Красавчик. Часть 2 (СИ) - Федин Андрей Анатольевич
Я покачал головой.
Сан Саныч прожевал, указал на меня надкусанным бутербродом.
— А как ты хотел-то, Красавчик? — сказал он. — Как в фильме «Старик Хоттабыч»? Чтобы Григорьич выдернул волосок из бороды и случилось чудо? В жизни так не бывает, Красавчик. Разве ты это ещё не понял? Ты уже не малец. Соображать должен, что у всего в этой жизни есть своя цена. В том числе: у хороших и благородных поступков. Как тебе ценник за жизнь Лебедевой, Красавчик?
Я повернулся к прадеду.
Тот придвинул к себе тарелки с нарезкой, намазывал на хлеб сливочное масло.
— Что ты имел в виду, дед? — спросил я. — Только не нужно законов физики. Что такое закон сохранения энергии я помню. А вот ты, похоже, его значение не понимаешь. Обойдёмся без умных фраз. Поясни своими словами. Какие платки тебе нужны? Зачем? Чья кровь на них должна быть? Где я эти платки возьму? Что ты намерен с ними сделать?
— Кхм.
— Я говорил тебе, Григорьич, — произнёс Александров. — Это никакой не закон сохранения энергии. Это больше похоже на закон сообщающихся сосудов. Я его в школе проходил, точно помню. Григорьич, ты ведь тоже льёшь из одного сосуда в другой. Разве не так? Или это я про закон Архимеда вспомнил? Там тоже про какую-то жидкость было, да?
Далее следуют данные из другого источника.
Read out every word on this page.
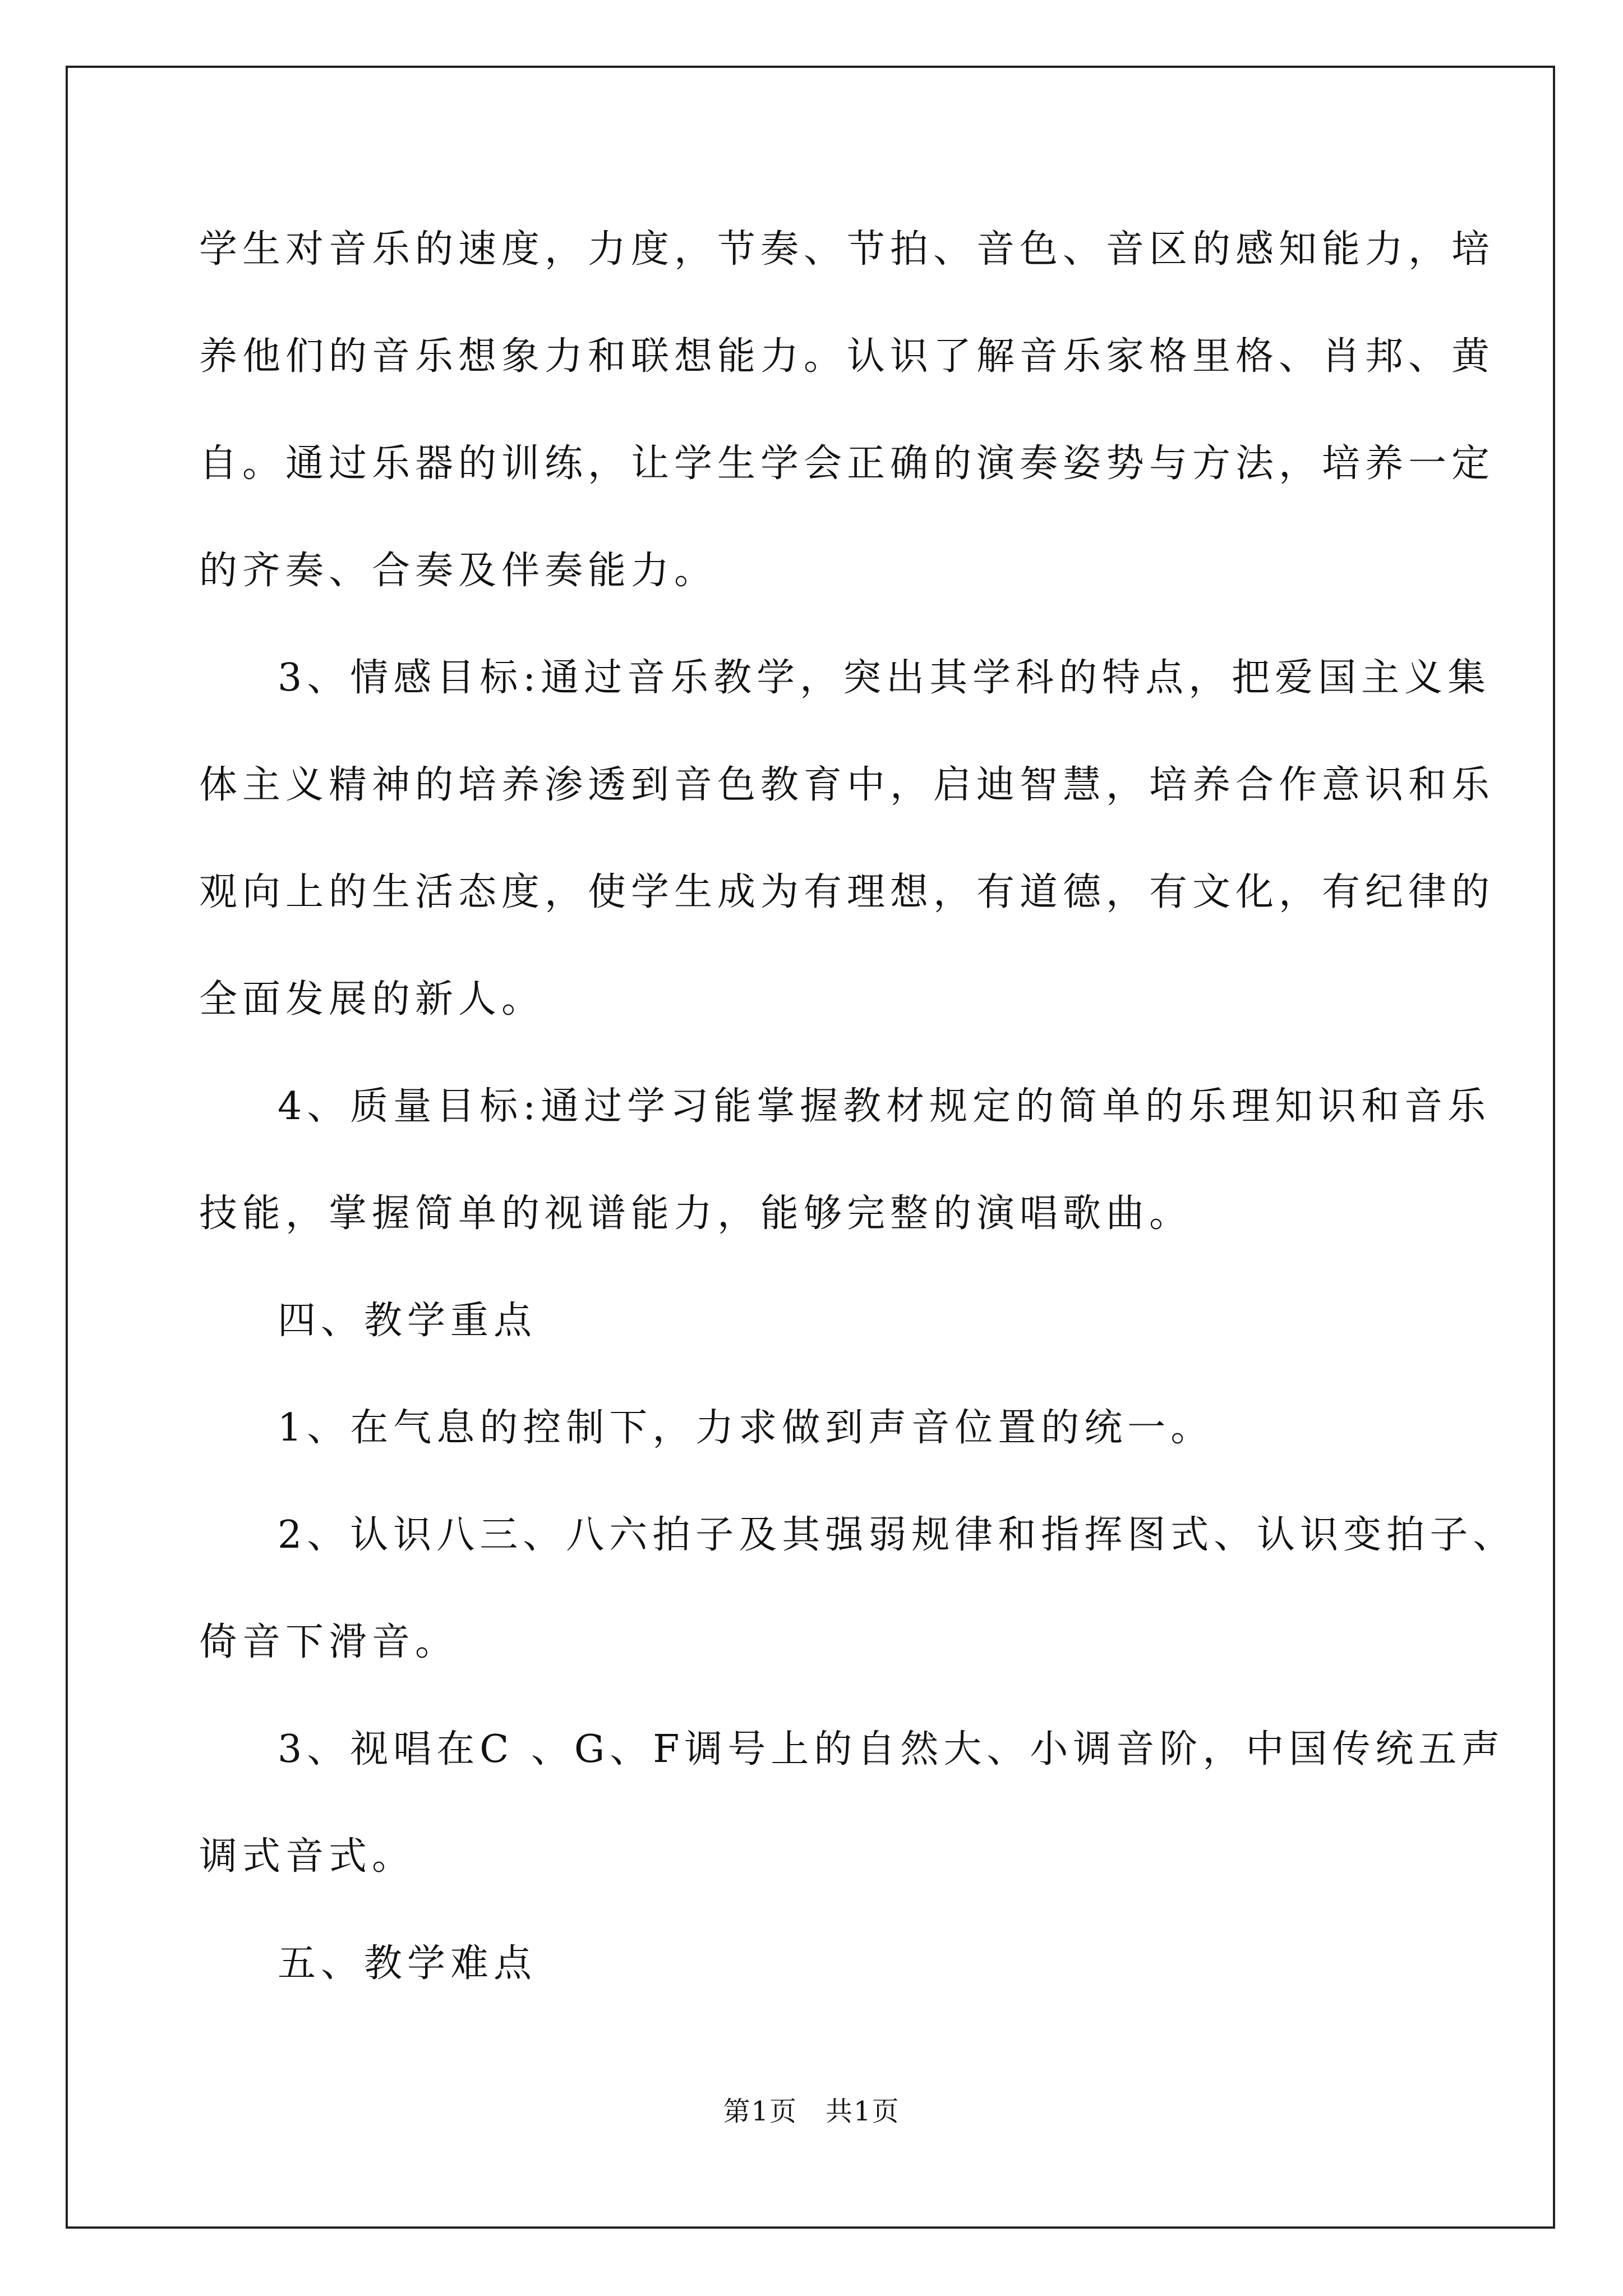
学生对音乐的速度，力度，节奏、节拍、音色、音区的感知能力，培

养他们的音乐想象力和联想能力。认识了解音乐家格里格、肖邦、黄

自。通过乐器的训练，让学生学会正确的演奏姿势与方法，培养一定

的齐奏、合奏及伴奏能力。

3、情感目标:通过音乐教学，突出其学科的特点，把爱国主义集

体主义精神的培养渗透到音色教育中，启迪智慧，培养合作意识和乐

观向上的生活态度，使学生成为有理想，有道德，有文化，有纪律的

全面发展的新人。

4、质量目标:通过学习能掌握教材规定的简单的乐理知识和音乐

技能，掌握简单的视谱能力，能够完整的演唱歌曲。

四、教学重点

1、在气息的控制下，力求做到声音位置的统一。

2、认识八三、八六拍子及其强弱规律和指挥图式、认识变拍子、

倚音下滑音。

3、视唱在C 、G、F调号上的自然大、小调音阶，中国传统五声

调式音式。

五、教学难点

第1页　共1页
Алексанров покачал головой, взглянул на меня.
— Вот она старость, Красавчик, — сказал он. — Всего пятьдесят лет. А память уже не та.
Сан Саныч вздохнул и сунул в рот бутерброд.
— Для лечения Лебедевой мне понадобится три пропитанных кровью платка, — сообщил Юрий Григорьевич. — Один платок с кровью Елены Лебедевой. Два других — с чьей угодно кровью. Лишь бы только те люди сейчас были живы. Только учти, Сергей: те двое, чьей кровью ты пропитаешь ткань, умрут. Вот такое вот оно моё волшебство. Кхм.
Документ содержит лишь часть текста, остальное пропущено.